Investor-State Dispute Settlement
The government is not a signatory to a treaty or investment agreement in which binding international arbitration of investment disputes is recognized, such as to the Recognition and Enforcement of Foreign Arbitral Awards (1958 New York Convention). Nor does Malawi have a Bilateral Investment Treaty (BIT) or Free Trade Agreement (FTA) with an investment chapter within the United States. Since 1996, there have been no known major investment disputes involving U.S. companies.
The court system in Malawi accepts and enforces foreign court judgments registered in accordance with established legal procedure. There are reciprocal agreements among Commonwealth countries to enforce judgments without this registration obligation. There is no such agreement between Malawi and the United States, but judgments involving the two countries can still be enforced if the judgment is registered appropriately in Malawi. There have been no known extrajudicial actions taken against foreign investors in the recent past.
International Commercial Arbitration and Foreign Courts
With respect to litigation, cases commenced in the High Court of Malawi or a subordinate court must, where the defendant indicates an intention to defend, first go to mediation.

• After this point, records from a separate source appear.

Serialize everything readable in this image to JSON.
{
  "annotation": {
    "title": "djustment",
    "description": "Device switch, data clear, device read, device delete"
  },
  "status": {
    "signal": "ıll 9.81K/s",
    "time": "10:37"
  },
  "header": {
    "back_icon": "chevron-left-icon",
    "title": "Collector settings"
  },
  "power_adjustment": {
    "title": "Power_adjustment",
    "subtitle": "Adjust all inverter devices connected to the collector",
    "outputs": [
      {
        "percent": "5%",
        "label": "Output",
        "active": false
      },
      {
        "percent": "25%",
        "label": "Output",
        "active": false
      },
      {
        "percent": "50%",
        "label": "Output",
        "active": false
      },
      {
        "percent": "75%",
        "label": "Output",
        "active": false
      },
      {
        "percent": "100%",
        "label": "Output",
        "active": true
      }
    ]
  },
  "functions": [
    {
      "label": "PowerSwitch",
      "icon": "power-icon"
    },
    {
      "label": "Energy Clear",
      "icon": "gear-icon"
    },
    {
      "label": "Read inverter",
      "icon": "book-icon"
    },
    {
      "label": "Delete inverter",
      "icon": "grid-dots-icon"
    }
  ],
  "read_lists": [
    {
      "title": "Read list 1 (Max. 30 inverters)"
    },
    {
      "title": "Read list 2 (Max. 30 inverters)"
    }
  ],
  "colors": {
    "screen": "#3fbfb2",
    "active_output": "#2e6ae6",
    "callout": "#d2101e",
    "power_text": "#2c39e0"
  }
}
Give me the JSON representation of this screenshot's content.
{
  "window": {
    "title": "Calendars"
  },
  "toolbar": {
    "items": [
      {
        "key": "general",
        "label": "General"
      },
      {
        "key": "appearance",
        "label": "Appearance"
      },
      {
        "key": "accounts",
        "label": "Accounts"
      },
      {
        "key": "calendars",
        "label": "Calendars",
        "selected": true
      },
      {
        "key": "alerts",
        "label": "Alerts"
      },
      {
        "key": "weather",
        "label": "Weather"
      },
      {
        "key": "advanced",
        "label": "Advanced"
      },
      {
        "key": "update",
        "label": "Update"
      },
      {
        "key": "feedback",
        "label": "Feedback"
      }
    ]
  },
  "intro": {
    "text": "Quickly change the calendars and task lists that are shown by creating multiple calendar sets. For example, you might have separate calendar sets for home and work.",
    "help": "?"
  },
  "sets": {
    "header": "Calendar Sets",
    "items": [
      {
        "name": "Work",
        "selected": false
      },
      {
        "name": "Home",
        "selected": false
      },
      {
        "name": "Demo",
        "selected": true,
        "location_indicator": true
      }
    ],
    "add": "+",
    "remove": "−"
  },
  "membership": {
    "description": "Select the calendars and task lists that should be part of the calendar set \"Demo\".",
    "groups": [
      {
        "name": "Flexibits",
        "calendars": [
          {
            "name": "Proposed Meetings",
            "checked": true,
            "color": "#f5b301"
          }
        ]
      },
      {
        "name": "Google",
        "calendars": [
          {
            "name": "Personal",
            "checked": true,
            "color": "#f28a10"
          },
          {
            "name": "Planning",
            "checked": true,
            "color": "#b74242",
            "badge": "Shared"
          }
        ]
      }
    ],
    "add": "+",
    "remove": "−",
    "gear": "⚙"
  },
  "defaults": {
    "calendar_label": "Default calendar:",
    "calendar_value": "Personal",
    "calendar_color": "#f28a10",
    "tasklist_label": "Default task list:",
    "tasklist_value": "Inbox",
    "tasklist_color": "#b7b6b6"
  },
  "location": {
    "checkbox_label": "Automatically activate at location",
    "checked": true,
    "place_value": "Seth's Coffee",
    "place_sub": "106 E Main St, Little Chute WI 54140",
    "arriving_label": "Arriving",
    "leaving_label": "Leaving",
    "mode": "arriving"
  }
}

The Assistant Registrar of the High Court maintains a list of mediators and experts. A mediator chosen by agreement of the parties conducts the mandatory mediation. If the matter is not settled during mediation, the action will proceed in the court in which it was commenced.
Malawi does not have an arbitration body. There is no statutory requirement for parties who have contractually agreed to arbitration to go through mediation. Parties will only be required to go through mediation before proceeding to arbitration if their agreement stipulates it. As in the case of Investor-State Dispute Settlements, the court system in Malawi accepts and enforces foreign court judgments that are registered locally. Statistics and information on investment disputes involving SOEs are not readily available.
The courts govern all bankruptcies under the provision of the consolidated Insolvency Act of 2016. The Act encourages alternatives to bankruptcy such as receivership and reorganization and gives secured creditors priority over other creditors. Monetary judgments are usually made in the investor’s currency. Cross-border provisions of the Insolvency Act are modeled after United Nations Commission on International Trade Law model laws.